佐藤「あなたが尽くしていたのは、市民でも 街でもなく、自分の中の空想だけですよ」
佐藤「グッズの数だけ、街の負債が増えたんですよ」
佐藤「選挙カーの上で彼女たちの魅力を 延々と語っていた時、」
佐藤「私は『この人はヤバい』と 気づくべきでした・・・・・・」
佐藤「あと、その抱き枕の代金、 自費で清算お願いします」
  アイドルの笑顔のポスターは、
  今の彼にはあまりにも眩しく、
  そして冷酷に見えた。

〇児童養護施設
  警察のパトカーがサイレンを響かせて
  市役所の前に到着する。
警察「さあ、行きましょう」
警察「ここから先は、留置場で たっぷり推しのことを考えてください」
  彼の「推し活」は、あまりにも高くついた。
  連行される最中、鷹ノ宮は最後に
  もう一度だけスマホを見た。
  そこには、
  『スターリー・テイル』が解散を発表する
  というニュース速報が流れていた。
「嘘だろ・・・・・・?」
  彼の震える声は、誰にも届くことなく、
  冷たい闇の夜に消えていった。

〇刑務所の牢屋
  数年後。
  かつての豪華な市長室は
  今は市民相談口となり、
  以前のような明るさを取り戻していた。
  鷹ノ宮は刑務所の冷たいベッドの上で、
  窓の外の月を見上げていた。
  かつての栄光も、推しの歌声も、すべては
  遠い過去の幻だ。
刑務官「おい、鷹ノ宮。
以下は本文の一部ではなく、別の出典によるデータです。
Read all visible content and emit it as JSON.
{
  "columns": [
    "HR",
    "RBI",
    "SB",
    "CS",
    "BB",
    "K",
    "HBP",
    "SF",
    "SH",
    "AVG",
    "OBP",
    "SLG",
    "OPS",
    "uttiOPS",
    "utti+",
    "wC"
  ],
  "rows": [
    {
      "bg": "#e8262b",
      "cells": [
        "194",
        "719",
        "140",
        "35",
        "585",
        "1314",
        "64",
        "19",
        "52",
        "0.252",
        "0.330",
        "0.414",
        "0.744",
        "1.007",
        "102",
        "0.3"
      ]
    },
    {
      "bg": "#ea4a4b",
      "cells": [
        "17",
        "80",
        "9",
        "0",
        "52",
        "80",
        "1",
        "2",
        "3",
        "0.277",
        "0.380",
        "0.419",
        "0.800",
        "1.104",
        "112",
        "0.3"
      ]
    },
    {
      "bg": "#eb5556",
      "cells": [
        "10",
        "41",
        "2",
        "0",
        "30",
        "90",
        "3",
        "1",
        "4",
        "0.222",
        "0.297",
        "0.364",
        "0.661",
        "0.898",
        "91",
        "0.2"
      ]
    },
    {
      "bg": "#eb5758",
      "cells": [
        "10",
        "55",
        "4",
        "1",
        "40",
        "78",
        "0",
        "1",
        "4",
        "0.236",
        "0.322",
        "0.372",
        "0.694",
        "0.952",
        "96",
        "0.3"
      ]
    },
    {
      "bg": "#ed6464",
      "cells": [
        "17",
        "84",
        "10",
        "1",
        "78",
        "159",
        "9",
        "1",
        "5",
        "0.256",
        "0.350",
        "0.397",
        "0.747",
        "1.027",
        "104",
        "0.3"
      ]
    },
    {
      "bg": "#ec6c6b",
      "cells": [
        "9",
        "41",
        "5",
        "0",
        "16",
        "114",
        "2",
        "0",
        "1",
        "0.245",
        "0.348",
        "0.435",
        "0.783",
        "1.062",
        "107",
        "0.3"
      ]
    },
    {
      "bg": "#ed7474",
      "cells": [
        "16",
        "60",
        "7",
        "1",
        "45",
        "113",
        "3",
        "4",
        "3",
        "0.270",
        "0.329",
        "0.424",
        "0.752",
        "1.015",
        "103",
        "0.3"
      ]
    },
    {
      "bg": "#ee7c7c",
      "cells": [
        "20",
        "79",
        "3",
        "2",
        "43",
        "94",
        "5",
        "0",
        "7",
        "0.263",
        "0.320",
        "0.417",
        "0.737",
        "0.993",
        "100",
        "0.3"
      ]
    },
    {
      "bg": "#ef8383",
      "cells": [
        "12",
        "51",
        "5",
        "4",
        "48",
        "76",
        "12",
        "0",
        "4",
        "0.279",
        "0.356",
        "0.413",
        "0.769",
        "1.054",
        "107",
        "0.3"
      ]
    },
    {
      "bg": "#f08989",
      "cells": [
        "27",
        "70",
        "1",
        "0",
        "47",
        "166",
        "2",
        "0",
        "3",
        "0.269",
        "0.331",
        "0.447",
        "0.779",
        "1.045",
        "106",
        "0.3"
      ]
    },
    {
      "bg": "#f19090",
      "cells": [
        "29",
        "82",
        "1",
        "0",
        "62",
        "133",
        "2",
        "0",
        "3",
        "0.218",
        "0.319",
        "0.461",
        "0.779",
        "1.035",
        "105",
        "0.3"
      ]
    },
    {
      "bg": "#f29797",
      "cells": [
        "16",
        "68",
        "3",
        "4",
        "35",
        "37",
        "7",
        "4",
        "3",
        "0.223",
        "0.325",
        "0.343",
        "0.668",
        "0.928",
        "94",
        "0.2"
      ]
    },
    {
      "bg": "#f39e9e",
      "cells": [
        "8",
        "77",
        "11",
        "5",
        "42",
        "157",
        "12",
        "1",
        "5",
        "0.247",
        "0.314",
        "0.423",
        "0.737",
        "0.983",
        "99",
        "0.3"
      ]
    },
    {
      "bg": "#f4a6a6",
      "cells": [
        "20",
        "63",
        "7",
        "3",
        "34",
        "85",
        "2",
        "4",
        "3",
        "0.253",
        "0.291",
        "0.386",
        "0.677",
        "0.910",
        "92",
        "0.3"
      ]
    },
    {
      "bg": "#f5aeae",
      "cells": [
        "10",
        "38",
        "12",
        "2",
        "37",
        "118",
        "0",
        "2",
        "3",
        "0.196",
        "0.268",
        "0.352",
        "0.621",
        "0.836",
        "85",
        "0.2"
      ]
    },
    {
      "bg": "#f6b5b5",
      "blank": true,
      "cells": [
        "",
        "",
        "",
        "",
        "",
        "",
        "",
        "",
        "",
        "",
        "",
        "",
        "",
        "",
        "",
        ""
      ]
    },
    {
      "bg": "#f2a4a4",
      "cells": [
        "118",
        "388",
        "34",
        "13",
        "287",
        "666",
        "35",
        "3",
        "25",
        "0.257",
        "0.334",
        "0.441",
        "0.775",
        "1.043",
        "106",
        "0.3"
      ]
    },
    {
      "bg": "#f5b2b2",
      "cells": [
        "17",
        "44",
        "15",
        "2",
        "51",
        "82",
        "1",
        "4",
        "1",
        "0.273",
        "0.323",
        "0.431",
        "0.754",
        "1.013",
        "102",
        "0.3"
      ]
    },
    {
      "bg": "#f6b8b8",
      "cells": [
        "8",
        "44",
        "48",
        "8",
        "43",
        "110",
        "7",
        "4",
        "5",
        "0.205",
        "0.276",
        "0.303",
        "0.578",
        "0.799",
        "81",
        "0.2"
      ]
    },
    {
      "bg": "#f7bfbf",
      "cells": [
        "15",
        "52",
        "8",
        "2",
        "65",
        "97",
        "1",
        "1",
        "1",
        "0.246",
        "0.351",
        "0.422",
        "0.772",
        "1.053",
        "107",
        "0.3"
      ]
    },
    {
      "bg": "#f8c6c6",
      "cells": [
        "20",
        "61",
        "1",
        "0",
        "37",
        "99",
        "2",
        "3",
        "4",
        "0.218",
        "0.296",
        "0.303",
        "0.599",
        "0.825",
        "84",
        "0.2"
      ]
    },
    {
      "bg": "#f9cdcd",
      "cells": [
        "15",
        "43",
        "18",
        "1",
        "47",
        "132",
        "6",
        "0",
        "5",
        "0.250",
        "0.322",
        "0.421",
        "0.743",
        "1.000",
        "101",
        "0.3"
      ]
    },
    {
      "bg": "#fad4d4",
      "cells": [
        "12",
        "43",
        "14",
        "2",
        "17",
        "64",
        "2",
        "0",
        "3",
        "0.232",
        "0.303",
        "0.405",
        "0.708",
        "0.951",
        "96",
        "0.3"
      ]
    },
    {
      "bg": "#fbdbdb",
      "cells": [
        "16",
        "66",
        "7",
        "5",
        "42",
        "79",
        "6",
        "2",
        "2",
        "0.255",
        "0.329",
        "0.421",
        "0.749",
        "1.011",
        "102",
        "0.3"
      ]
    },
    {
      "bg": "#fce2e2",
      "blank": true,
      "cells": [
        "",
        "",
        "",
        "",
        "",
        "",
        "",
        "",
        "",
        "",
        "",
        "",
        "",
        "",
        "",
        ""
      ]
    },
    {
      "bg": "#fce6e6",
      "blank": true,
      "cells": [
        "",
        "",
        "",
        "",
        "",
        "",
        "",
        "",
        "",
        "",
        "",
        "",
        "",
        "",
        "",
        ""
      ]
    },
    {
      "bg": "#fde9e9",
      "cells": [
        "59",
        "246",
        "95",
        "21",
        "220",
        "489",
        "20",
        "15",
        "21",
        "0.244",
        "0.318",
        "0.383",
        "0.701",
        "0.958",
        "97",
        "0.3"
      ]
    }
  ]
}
面会だ」
  刑務官が独房の扉を開けると、鷹ノ宮は
  壁に向かってポーズを取っていた。
「・・・誰も来るはずがない」
「私にはもう、推しなんていないんだ」
「・・・君は、なぜ面会に来てくれないんだ。あんなに予算を注ぎ込んだのに」
刑務官「相手はアイドルだぞ、独り言を言うな」
「あんなに選挙演説で『市民の皆さんの声を 市政に届ける』と言ったのに・・・」
刑務官「・・・あの、市長選に落選した 対立候補が面会に来てるぞ」
  刑務官が困惑した顔で告げる。
「えっ、なぜ?」
刑務官「『お前の異常な推し活のおかげで、次回の 選挙が楽になった。礼を言いに来た』だとさ」
「・・・ぐっ、屈辱だ・・・!」
  鷹ノ宮は隠し持っていた
  色あせたブロマイドを見つめる。
  かつて爆買いした500万円のグッズの中で
  唯一、彼の肌身離さず残ったものだ。
「・・・まあいい。 独房のこの壁、ちょうどいいんだ」
「このブロマイドを貼れば、ここは私の プライベート・ライブ会場になる・・・」
「おい!! 持ち込み禁止だ!それ没収!」
「やめろ!彼女を連れて行くな! せめてあと3分、拝ませてくれ!」
「今日は推しの誕生日なんだ!」
刑務官「知らん!」
「あああーっ!窓がないから ペンライトが映えないじゃないか!」
「誕生日だろうが何だろうが規則だ!」
「あああーっ!せめて『選挙の勝利宣言』風の台詞を彼女に言わせたかっただけなんだーっ」
  かつての市長の叫びが廊下に響き渡る。
  街では新しい市長が、
  鷹ノ宮が壊した街灯の代わりに、
  真っ当な街灯を次々と設置していた。
  独房の床に倒れ込み、鷹ノ宮は虚空に
  向かって推しのダンスを踊り始めた。
  檻の中でも彼は、予算と未来を失った
  元市長として、孤独な推し活を続けている。